People were referred to healthcare professionals promptly when required.



Updated 22 March 2017

The service was caring.

Staff developed positive and trusting relationships with people.

People were involved in discussing their needs, preferences and wishes.

Relatives told us that their family members were treated with dignity and respect.



Updated 22 March 2017

The service was responsive.

People received support which was personalised around their individual needs. Staff promoted people's independence and adapted support when their needs changed.

Opportunities were available to people to access the activities that were important to them. These met their diverse needs, which promoted people’s well being.

People’s individual religious, cultural and lifestyle needs were met. The service had a strong commitment to providing person-centred care.
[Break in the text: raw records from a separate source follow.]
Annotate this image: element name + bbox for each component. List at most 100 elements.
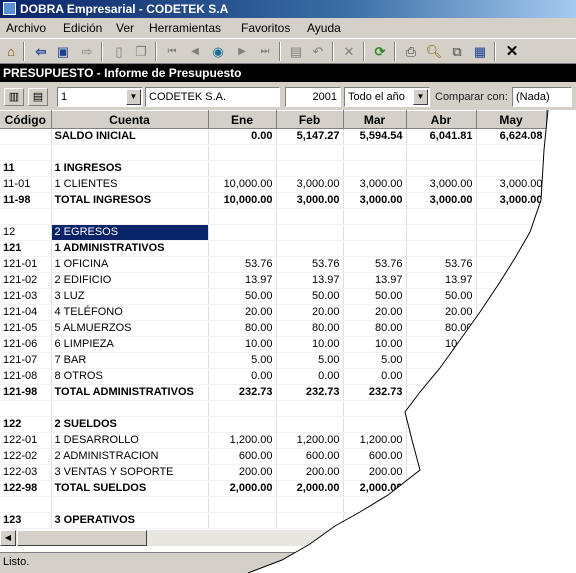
row-value[interactable] [476,208,547,225]
row-value[interactable]: 13.97 [476,272,547,289]
row-value[interactable]: 50.00 [476,288,547,305]
row-value[interactable] [476,160,547,177]
menu-archivo[interactable]: Archivo [6,18,46,38]
period-select[interactable]: Todo el año ▼ [344,87,430,107]
row-value[interactable]: 50.00 [406,288,477,305]
table-row[interactable]: 122-03 3 VENTAS Y SOPORTE 200.00 200.00 200.… [0,464,547,481]
view-list-icon[interactable]: ▤ [28,88,48,106]
row-value[interactable] [276,208,344,225]
row-code[interactable]: 11-01 [0,176,52,193]
row-value[interactable]: 53.76 [208,256,277,273]
print-icon[interactable]: ⎙ [402,43,420,60]
row-value[interactable]: 3,000.00 [343,176,407,193]
table-row[interactable]: SALDO INICIAL 0.00 5,147.27 5,594.54 6,041.8… [0,128,547,145]
row-code[interactable] [0,496,52,513]
save-icon[interactable]: ▤ [287,43,305,60]
preview-icon[interactable]: 🔍︎ [425,43,443,60]
row-value[interactable]: 53.76 [406,256,477,273]
row-value[interactable]: 80.00 [276,320,344,337]
row-value[interactable]: 232.73 [406,384,477,401]
column-header[interactable]: Ene [208,110,277,129]
next-icon[interactable]: ▶ [233,43,251,60]
row-account[interactable]: 4 TELÉFONO [51,304,209,321]
row-value[interactable]: 600.00 [343,448,407,465]
new-doc-icon[interactable]: ▯ [110,43,128,60]
row-value[interactable] [208,144,277,161]
row-code[interactable]: 121-01 [0,256,52,273]
close-icon[interactable]: ✕ [503,43,521,60]
row-value[interactable] [208,240,277,257]
row-value[interactable]: 0.00 [343,368,407,385]
delete-icon[interactable]: ✕ [340,43,358,60]
row-account[interactable] [51,144,209,161]
scroll-thumb[interactable] [17,530,147,546]
row-value[interactable]: 5.00 [208,352,277,369]
row-account[interactable]: 3 OPERATIVOS [51,512,209,529]
row-account[interactable]: 6 LIMPIEZA [51,336,209,353]
row-value[interactable]: 53.76 [276,256,344,273]
table-row[interactable]: 122-01 1 DESARROLLO 1,200.00 1,200.00 1,200.… [0,432,547,449]
row-code[interactable]: 122-01 [0,432,52,449]
table-row[interactable]: 121-04 4 TELÉFONO 20.00 20.00 20.00 20.00 20.0… [0,304,547,321]
company-field[interactable]: CODETEK S.A. [145,87,280,107]
row-account[interactable]: TOTAL ADMINISTRATIVOS [51,384,209,401]
row-code[interactable]: 121-08 [0,368,52,385]
row-value[interactable]: 13.97 [208,272,277,289]
prev-icon[interactable]: ◀ [186,43,204,60]
column-header[interactable]: Mar [343,110,407,129]
row-value[interactable] [406,400,477,417]
row-value[interactable] [276,160,344,177]
row-value[interactable]: 80.00 [343,320,407,337]
row-value[interactable] [406,208,477,225]
row-value[interactable] [276,400,344,417]
row-value[interactable]: 50.00 [208,288,277,305]
row-code[interactable] [0,144,52,161]
row-value[interactable]: 80.00 [476,320,547,337]
row-code[interactable]: 121 [0,240,52,257]
row-code[interactable]: 121-03 [0,288,52,305]
row-value[interactable]: 6,041.81 [406,128,477,145]
column-header[interactable]: Código [0,110,52,129]
row-value[interactable]: 10,000.00 [208,176,277,193]
row-value[interactable] [208,400,277,417]
row-value[interactable]: 1,200.00 [276,432,344,449]
column-header[interactable]: May [476,110,547,129]
row-account[interactable]: 1 ADMINISTRATIVOS [51,240,209,257]
row-code[interactable]: 12 [0,224,52,241]
row-account[interactable]: SALDO INICIAL [51,128,209,145]
row-value[interactable]: 3,000.00 [276,176,344,193]
row-value[interactable] [406,160,477,177]
row-value[interactable]: 80.00 [208,320,277,337]
row-value[interactable]: 5.00 [343,352,407,369]
row-value[interactable]: 5.00 [476,352,547,369]
chevron-down-icon[interactable]: ▼ [126,89,141,105]
row-value[interactable] [208,512,277,529]
row-value[interactable]: 0.00 [276,368,344,385]
back-icon[interactable]: ⇦ [32,43,50,60]
row-value[interactable]: 0.00 [406,368,477,385]
row-value[interactable]: 20.00 [276,304,344,321]
save-as-icon[interactable]: ▦ [471,43,489,60]
table-row[interactable]: 121-02 2 EDIFICIO 13.97 13.97 13.97 13.97 13.9… [0,272,547,289]
home-icon[interactable]: ⌂ [2,43,20,60]
table-row[interactable]: 121-08 8 OTROS 0.00 0.00 0.00 0.00 0.00 [0,368,547,385]
report-icon[interactable]: ▣ [54,43,72,60]
row-account[interactable]: TOTAL INGRESOS [51,192,209,209]
row-value[interactable] [276,144,344,161]
row-code[interactable]: 122 [0,416,52,433]
row-value[interactable] [476,512,547,529]
row-value[interactable]: 232.73 [343,384,407,401]
row-code[interactable]: 123 [0,512,52,529]
row-code[interactable]: 122-03 [0,464,52,481]
row-value[interactable] [476,400,547,417]
row-value[interactable]: 0.00 [208,368,277,385]
table-row[interactable] [0,400,547,417]
table-row[interactable] [0,496,547,513]
row-value[interactable] [476,224,547,241]
menu-ayuda[interactable]: Ayuda [307,18,341,38]
row-account[interactable]: 8 OTROS [51,368,209,385]
row-account[interactable]: 1 CLIENTES [51,176,209,193]
table-row[interactable] [0,144,547,161]
row-code[interactable] [0,400,52,417]
search-icon[interactable]: ◉ [209,43,227,60]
People knew how to complain. Relatives had mixed views about how complaints were responded to, however the provider had identified this as an issue to be addressed.



Updated 22 March 2017

The service was well led.

Staff felt supported and valued in their roles and showed a high level of commitment.

The provider carried out regular audits to identify and address any shortfalls.

There were systems in place to measure the quality of the service and the provider was committed to using every opportunity to drive improvement.